Com isso em mente, em 2017, a Amazon pagou US$ 250 milhões (R$ 1,7 bilhão) pelos direitos televisivos de O Senhor dos Anéis, adquiridos do autor britânico J.R.R. Tolkien, que escreveu os livros na década de 1950. Segundo a análise do “Box Office Mojo”, os longas metragens arrecadaram US$ 5,9 bilhões (R$ 40 bilhões), e Jeff Bezos enxergou ainda mais potencial de lucro, criando uma série derivada de O Senhor dos Anéis capaz de competir com Game of Thrones: Os Anéis de Poder.
Segundo o “Hollywood Reporter”, em 2018, a expectativa de custo de produção, seriam cinco temporadas em US$ 1 bilhão (R$ 6,8 bilhões). No entanto, o Daily Mail mostrou que, quase esse valor já foi gasto apenas nas duas primeiras temporadas.
A série
Ambientada antes da trilogia de Tolkien, a primeira temporada estreou em 2022 e, assim como os filmes de grande sucesso, foi filmada na Nova Zelândia, revelando o custo significativo de sua produção.
A Amazon não comentou muito sobre as despesas da série. Os orçamentos de produções de streaming geralmente são mantidos em segredo. Os estúdios unificam os custos de diversas produções em suas despesas para ter vantagens fiscais.
As produções na Nova Zelândia são uma exceção, já que o governo do país reembolsa 20% do dinheiro que os estúdios gastam lá. Para isso, os estúdios criam produtoras para cada série. Isso permite estimar os custos.
A primeira temporada de Os Anéis de Poder foi filmada pela GSR Productions, uma subsidiária da Reunion Pacific Entertainment, a empresa canadense que produziu a série para a Amazon. Os últimos demonstrativos financeiros da GSR revelam que o custo da filmagem da primeira temporada foi de US$ 226,4 milhões (R$ 1,54 bilhão), com mais US$ 124,3 milhões (R$ 845 milhões) gastos em efeitos especiais até 30 de junho de 2022, pouco antes da estreia do programa.
O custo colossal de US$ 350,7 milhões (R$ 2,38 bilhões) para a primeira temporada se deve aos efeitos extravagantes que recriaram exércitos de orcs marchando por vastos cenários de conto de fadas. Mais de 1.500 artistas de efeitos visuais de 20 estúdios trabalharam na série, incluindo a Weta FX, responsável pelos efeitos dos filmes de O Senhor dos Anéis.
Segunda temporada
Os visuais vibrantes continuaram na segunda temporada, filmada no Reino Unido e lançada em agosto de 2024. A Amazon ficou tão encantada com o Reino Unido, país que serviu de inspiração para os livros originais, que em julho deste ano, adquiriu o estúdio de cinema nos arredores de Londres onde a segunda temporada foi gravada.

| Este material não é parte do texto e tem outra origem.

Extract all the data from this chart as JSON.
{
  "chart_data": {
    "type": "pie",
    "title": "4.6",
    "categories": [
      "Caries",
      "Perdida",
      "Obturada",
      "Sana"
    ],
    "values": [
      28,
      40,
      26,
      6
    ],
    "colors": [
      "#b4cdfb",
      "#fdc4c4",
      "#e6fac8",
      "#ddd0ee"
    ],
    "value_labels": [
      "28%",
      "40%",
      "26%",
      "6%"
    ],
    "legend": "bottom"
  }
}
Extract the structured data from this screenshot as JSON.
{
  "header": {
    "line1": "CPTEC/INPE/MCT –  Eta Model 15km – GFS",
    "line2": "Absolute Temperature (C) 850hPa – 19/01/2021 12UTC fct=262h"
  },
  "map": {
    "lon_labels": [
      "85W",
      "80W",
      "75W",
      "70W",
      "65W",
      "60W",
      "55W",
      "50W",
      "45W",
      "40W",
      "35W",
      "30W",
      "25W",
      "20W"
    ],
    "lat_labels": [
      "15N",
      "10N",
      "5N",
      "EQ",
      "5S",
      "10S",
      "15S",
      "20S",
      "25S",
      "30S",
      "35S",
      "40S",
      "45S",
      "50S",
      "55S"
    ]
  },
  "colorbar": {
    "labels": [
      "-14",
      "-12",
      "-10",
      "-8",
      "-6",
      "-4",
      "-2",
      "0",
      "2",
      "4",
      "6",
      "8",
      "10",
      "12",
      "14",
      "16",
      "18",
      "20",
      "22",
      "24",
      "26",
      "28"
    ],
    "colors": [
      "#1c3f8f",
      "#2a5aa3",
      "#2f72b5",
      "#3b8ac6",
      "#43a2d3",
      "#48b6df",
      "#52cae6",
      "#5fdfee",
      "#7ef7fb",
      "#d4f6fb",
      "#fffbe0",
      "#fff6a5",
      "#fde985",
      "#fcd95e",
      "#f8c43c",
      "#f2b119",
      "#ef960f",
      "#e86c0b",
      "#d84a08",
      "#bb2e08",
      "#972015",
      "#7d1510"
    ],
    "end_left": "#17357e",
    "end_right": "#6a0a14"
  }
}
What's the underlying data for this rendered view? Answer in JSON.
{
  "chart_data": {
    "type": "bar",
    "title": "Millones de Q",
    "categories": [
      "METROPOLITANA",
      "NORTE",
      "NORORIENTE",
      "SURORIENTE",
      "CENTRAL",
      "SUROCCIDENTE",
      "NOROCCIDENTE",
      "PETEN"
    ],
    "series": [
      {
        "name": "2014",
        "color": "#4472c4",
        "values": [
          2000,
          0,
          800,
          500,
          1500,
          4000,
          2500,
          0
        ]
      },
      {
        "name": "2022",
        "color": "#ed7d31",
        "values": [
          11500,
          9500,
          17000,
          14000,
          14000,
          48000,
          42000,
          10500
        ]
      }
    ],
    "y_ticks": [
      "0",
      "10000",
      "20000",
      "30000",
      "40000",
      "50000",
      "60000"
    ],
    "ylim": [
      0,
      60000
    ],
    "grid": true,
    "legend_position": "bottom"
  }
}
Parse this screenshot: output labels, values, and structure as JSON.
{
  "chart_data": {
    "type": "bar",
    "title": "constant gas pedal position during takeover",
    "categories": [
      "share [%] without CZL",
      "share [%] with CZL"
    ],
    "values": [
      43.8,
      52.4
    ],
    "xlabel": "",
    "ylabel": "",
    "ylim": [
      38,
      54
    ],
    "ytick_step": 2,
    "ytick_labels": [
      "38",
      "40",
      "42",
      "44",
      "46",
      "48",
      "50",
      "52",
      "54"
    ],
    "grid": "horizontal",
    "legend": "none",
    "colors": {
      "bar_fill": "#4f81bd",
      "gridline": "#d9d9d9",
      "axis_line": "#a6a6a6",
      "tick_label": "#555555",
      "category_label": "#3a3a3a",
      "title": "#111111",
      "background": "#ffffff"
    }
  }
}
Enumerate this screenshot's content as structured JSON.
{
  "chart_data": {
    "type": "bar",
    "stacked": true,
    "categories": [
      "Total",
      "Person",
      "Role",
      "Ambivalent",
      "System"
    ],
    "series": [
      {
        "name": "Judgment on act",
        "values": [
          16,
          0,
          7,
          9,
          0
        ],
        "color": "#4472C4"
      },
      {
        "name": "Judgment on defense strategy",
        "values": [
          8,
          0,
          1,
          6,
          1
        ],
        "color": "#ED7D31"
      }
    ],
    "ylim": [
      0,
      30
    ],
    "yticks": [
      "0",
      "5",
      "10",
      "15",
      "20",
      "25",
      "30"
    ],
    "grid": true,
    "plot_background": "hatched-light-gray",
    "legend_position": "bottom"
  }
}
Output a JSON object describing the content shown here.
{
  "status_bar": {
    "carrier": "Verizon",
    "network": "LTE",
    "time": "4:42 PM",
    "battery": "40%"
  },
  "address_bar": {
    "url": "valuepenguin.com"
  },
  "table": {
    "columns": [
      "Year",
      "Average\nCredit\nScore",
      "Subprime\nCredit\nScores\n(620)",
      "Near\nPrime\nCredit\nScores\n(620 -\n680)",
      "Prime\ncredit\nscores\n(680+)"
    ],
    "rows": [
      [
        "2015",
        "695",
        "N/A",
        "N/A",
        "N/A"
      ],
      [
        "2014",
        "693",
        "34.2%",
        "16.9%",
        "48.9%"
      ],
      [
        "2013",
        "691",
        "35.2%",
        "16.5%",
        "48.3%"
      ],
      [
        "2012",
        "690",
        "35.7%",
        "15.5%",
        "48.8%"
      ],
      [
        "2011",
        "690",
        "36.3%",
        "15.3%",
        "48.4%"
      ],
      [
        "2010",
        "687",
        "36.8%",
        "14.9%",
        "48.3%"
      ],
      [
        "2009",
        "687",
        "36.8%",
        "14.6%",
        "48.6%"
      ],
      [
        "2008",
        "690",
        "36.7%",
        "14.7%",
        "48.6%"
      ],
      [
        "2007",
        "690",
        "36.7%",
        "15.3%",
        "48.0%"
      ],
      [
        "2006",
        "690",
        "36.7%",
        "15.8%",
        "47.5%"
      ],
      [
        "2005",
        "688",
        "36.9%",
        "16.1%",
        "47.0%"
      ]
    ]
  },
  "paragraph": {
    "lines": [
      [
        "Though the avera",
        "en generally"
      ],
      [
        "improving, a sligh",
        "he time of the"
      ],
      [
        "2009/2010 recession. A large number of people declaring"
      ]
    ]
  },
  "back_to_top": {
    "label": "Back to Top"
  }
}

Assim como na Nova Zelândia, o Reino Unido também oferece incentivos fiscais para produções filmadas no país, reembolsando até 25,5% dos custos. Dessa forma, as empresas de produção criam entidades separadas para cada projeto.
Os últimos demonstrativos financeiros da GSR UK Productions, divulgados na semana passada, revelam que até junho de 2023, quando se encerraram as filmagens da segunda temporada, foram gastos US$ 458,2 milhões (R$ 2,7 bilhões). Eles acrescentam que esse valor não se deve a gastos excessivos, pois o programa de televisão em produção estava com custos alinhados ao orçamento acordado.
As despesas ainda devem aumentar. A segunda temporada estreou mais de um ano após a data dos demonstrativos financeiros e, nesse período, grande parte do trabalho caro de efeitos digitais foi concluída. Os registros mostram que Os Anéis de Poder recebeu um reembolso de US$ 91,9 milhões (R$ 558 milhões), e a produção teve um impacto positivo no Reino Unido, já que os estúdios gastam com serviços locais, como fornecedores de adereços, segurança e catering.
As filmagens empregam trabalhadores locais, e os demonstrativos financeiros indicam que, no auge da produção, 522 funcionários trabalharam em Os Anéis de Poder, com uma folha de pagamento total de US$ 35,7 milhões (R$ 216 milhões).
Por outro lado…
O orçamento total dá à série um custo por minuto de US$ 850 mil (R$ 5,78 milhões), quase alcançando o limite mínimo de US$ 1,3 milhão (R$ 7,9 milhões) por hora necessário para se qualificar para o reembolso. O que resta saber é se o investimento valerá a pena.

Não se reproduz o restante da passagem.